I've been not only a big fan of Ellis's for decades but a big defender of his as well. Anyone who's read my own book, Dead Star Twilight, knows that I paid homage to Less Than Zero in it in several, often very direct ways and I still think that American Psycho is the most scathing indictment of the new culture of greed spawned in the 80s ever committed to posterity.
But, Jesus, Ellis needs to have his Twitter account taken away from him. It's a nonstop, raging menstrual-flow torrent of egomaniacal id that reduces Ellis to nothing more than a paper-thin character from one of his books. When Ellis isn't tweeting at 4am drunk off his ass and probably coked to the gills, usually about whatever ridiculous thing pops into his buzzing head, he's posting painfully stupid pop culture nuggets, suggestions and "predictions," like the one above, that never -- and I mean never -- pan out to have any bearing in reality. If he's going for meta, he did it better in Lunar Park, which at least had a surprising streak of humanity at its core.
Ellis raves about Silver Linings Playbook for the same reason he cast crap-acting porn star James Deen in his new movie, The Canyons: Because he spends an inordinate amount of time concocting fantasies about being able to fuck a guy he's seen in movies whom he really thinks is hot (in the case of Silver Linings, Bradley Cooper).
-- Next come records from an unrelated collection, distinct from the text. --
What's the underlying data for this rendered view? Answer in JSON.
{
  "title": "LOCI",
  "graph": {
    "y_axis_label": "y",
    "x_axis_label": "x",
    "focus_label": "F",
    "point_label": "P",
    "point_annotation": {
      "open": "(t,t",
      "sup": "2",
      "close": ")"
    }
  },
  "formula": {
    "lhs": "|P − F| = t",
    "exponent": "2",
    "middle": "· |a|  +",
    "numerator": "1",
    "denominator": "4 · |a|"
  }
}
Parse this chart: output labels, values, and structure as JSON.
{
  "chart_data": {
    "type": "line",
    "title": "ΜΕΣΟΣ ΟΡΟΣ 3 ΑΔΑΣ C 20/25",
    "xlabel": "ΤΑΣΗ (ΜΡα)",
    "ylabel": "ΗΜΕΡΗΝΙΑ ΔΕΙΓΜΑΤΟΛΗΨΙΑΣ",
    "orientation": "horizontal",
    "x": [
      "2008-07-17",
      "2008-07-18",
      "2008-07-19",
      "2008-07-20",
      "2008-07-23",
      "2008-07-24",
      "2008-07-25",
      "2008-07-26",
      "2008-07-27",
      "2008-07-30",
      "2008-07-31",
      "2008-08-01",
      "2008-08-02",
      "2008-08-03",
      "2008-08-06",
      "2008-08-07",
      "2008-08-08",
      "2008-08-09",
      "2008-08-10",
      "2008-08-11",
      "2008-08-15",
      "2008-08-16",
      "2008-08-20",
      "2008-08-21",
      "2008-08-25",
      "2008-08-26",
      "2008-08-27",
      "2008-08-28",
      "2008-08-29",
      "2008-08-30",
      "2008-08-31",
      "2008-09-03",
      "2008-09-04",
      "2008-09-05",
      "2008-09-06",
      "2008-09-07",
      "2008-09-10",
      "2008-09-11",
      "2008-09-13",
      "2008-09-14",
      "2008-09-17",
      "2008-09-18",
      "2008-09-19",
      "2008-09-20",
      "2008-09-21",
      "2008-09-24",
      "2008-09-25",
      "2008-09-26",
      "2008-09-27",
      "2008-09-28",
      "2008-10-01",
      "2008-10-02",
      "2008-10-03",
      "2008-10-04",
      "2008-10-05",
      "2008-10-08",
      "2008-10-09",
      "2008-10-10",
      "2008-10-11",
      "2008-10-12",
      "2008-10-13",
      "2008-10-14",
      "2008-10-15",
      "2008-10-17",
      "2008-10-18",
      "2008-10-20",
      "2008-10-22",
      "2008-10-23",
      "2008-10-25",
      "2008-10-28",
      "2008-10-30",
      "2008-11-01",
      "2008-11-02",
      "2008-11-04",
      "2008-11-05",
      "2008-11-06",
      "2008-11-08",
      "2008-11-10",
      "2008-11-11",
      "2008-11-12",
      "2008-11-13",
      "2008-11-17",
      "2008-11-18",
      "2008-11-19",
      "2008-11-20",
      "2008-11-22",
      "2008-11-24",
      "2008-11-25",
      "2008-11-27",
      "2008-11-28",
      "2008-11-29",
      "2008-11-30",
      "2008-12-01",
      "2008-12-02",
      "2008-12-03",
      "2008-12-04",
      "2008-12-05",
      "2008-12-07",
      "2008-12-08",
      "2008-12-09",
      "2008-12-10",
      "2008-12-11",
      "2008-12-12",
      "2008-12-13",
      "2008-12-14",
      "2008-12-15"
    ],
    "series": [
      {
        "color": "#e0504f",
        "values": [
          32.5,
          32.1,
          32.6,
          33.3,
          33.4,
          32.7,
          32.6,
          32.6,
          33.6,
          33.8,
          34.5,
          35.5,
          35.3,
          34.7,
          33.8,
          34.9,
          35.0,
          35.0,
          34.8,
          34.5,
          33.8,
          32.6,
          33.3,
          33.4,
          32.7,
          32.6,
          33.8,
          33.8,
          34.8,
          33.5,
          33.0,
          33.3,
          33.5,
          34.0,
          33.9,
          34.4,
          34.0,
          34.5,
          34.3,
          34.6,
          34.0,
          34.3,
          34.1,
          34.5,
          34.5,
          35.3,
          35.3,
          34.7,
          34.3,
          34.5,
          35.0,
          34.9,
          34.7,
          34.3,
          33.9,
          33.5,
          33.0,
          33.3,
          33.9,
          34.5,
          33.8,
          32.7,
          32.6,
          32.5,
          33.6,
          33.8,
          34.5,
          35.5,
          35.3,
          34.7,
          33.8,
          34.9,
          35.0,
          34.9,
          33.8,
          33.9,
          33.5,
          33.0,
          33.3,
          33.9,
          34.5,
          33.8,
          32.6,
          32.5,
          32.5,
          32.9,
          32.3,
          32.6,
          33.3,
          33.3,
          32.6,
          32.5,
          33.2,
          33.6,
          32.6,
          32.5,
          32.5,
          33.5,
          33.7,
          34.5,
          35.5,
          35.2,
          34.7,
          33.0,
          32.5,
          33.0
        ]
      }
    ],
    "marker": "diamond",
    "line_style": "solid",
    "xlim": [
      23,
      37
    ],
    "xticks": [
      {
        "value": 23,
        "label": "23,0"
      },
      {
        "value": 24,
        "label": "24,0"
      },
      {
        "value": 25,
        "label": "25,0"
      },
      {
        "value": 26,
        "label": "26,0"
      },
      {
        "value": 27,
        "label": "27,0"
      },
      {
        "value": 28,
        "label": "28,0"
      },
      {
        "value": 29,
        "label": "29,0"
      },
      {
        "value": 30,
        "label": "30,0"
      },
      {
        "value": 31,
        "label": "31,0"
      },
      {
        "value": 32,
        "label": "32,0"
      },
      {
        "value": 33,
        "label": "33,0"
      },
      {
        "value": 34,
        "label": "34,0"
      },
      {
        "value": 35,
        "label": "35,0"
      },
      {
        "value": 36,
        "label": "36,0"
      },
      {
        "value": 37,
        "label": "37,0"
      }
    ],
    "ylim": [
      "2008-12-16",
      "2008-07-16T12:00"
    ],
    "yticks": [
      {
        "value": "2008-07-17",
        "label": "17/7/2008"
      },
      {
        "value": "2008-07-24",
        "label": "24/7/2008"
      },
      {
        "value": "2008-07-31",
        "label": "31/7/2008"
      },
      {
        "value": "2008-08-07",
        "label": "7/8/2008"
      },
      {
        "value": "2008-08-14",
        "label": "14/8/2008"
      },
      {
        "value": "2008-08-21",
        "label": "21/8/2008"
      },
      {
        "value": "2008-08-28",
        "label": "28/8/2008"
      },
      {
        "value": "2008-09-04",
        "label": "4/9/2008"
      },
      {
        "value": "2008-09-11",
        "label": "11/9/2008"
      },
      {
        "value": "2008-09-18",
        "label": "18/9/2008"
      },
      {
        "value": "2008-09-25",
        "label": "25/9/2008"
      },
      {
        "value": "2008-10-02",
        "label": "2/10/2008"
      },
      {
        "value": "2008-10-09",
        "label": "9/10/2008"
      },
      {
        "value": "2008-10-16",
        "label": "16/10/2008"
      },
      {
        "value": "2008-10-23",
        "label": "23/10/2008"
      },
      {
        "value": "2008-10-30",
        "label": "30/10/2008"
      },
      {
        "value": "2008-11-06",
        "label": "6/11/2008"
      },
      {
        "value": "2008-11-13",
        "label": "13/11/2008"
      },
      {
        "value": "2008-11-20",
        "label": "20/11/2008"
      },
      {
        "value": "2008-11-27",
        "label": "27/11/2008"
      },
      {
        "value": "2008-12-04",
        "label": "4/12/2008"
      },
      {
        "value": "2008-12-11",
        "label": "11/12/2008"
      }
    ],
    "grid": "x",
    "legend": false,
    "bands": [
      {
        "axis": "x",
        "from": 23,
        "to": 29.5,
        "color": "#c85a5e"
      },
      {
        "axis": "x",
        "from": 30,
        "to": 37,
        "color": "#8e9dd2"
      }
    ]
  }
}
Speaking of The Canyons, no one associated with the production of that movie has a right to pretend that he's got any wisdom to impart on anyone or should otherwise be taken the least bit seriously. That fucking train-wreck was already rejected by Sundance and has now been passed on by SXSW, which cited "quality issues" and called the movie "ugly." This of course follows an instantly classic New York Times piece from a couple of weeks ago that publicly tore the movie's production to shreds and made its star, the execrable Lindsay Lohan, out to be the walking nightmare she is.
Ellis should wise up and pull a Garbo or something -- for his own sake.
Hell, at least Jay McInerney has made the decision to spend his literary twilight years tweeting nothing but insufferably pompous boasts about which vintage of Chateau Lafleur he's currently drinking in the Hamptons.